Oliver may be the poster child for the uninsured. He is in his late fifties, disabled from an accident, and officially under-employed. He gets by through the kindness of his family members. One has him working part-time in a small business. Another helps with the rent. Insurance was to be paid by his little sister. All he has to do is show up for our appointment and give her the bill when it arrives with the policy.

Oliver was covered, briefly, last year, but he was too busy to get the bill to his sister. He has been too busy to get here to my office. He is just busy. Odd how much time it takes to do nothing.

Oliver’s family can’t force him to have free insurance. Who will pay when Oliver seeks medical care? Who will cover his next surgery? YOU, of course.

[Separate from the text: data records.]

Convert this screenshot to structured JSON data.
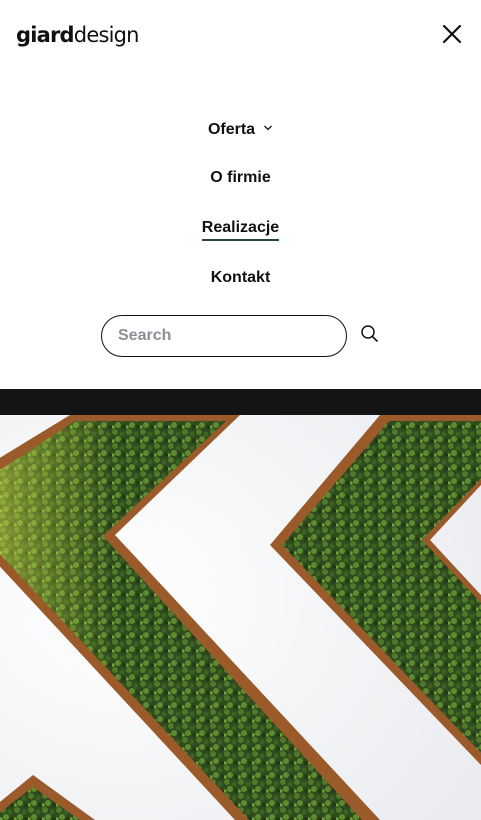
{
  "header": {
    "logo_bold": "giard",
    "logo_regular": "design",
    "close_icon": "close-icon"
  },
  "nav": {
    "items": [
      {
        "label": "Oferta",
        "has_dropdown": true,
        "active": false
      },
      {
        "label": "O firmie",
        "active": false
      },
      {
        "label": "Realizacje",
        "active": true
      },
      {
        "label": "Kontakt",
        "active": false
      }
    ],
    "dropdown_icon": "chevron-down-icon"
  },
  "search": {
    "placeholder": "Search",
    "value": "",
    "icon": "search-icon"
  },
  "colors": {
    "active_underline": "#1f4d2e",
    "dark_bar": "#141414",
    "text": "#111111",
    "placeholder": "#8b8f97"
  }
}
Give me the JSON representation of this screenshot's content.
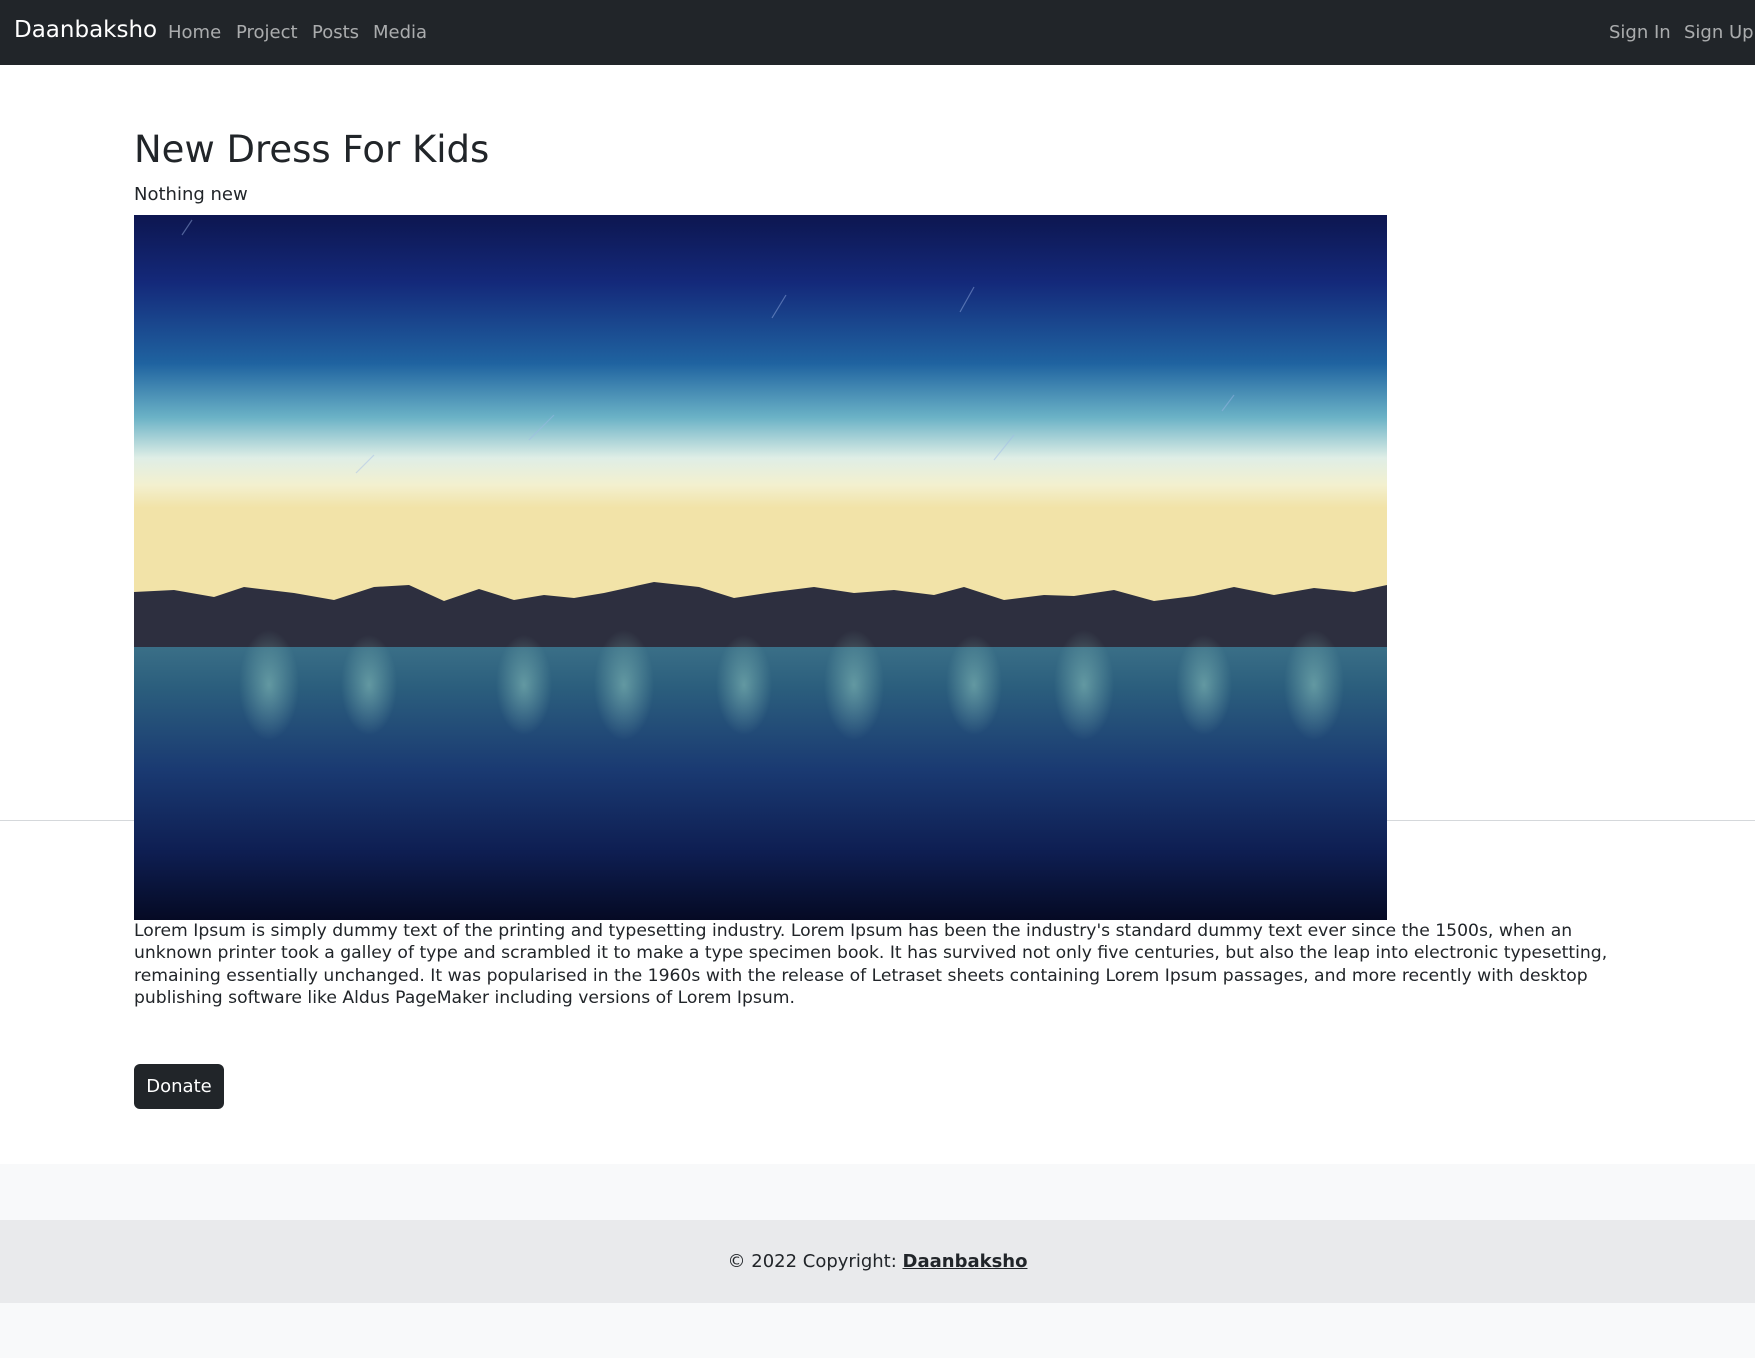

There is much to dislike about President Obama’s Patient Protection and Affordable Care Act. It was poorly designed and even more poorly explained. But, it is the individual mandate that is being attacked by Republican judges. And without a legal requirement to be in the system, to be responsible, we can not move forward. We can not improve the delivery of health care, guarantee universal access, and control costs if we don’t require everyone to participate.

Federal District Judge Roger Vinson recently ruled that the PPACA is unconstitutional. He wrote that Congress couldn’t require Americans to buy insurance. He also determined that this provision, the individual mandate, could not be severed from the rest of the law. The second part of his ruling strikes down the entire bill.

As a non-attorney, I will not discuss the merits of Judge Vinson’s ruling. Is he right? Will he be upheld or reversed on appeal? What will the Supreme Court decide? It is important to remember that all rulings are subjective and reflect the Court and their time. Previous Supreme Court decisions have, in retrospect, been all over the map.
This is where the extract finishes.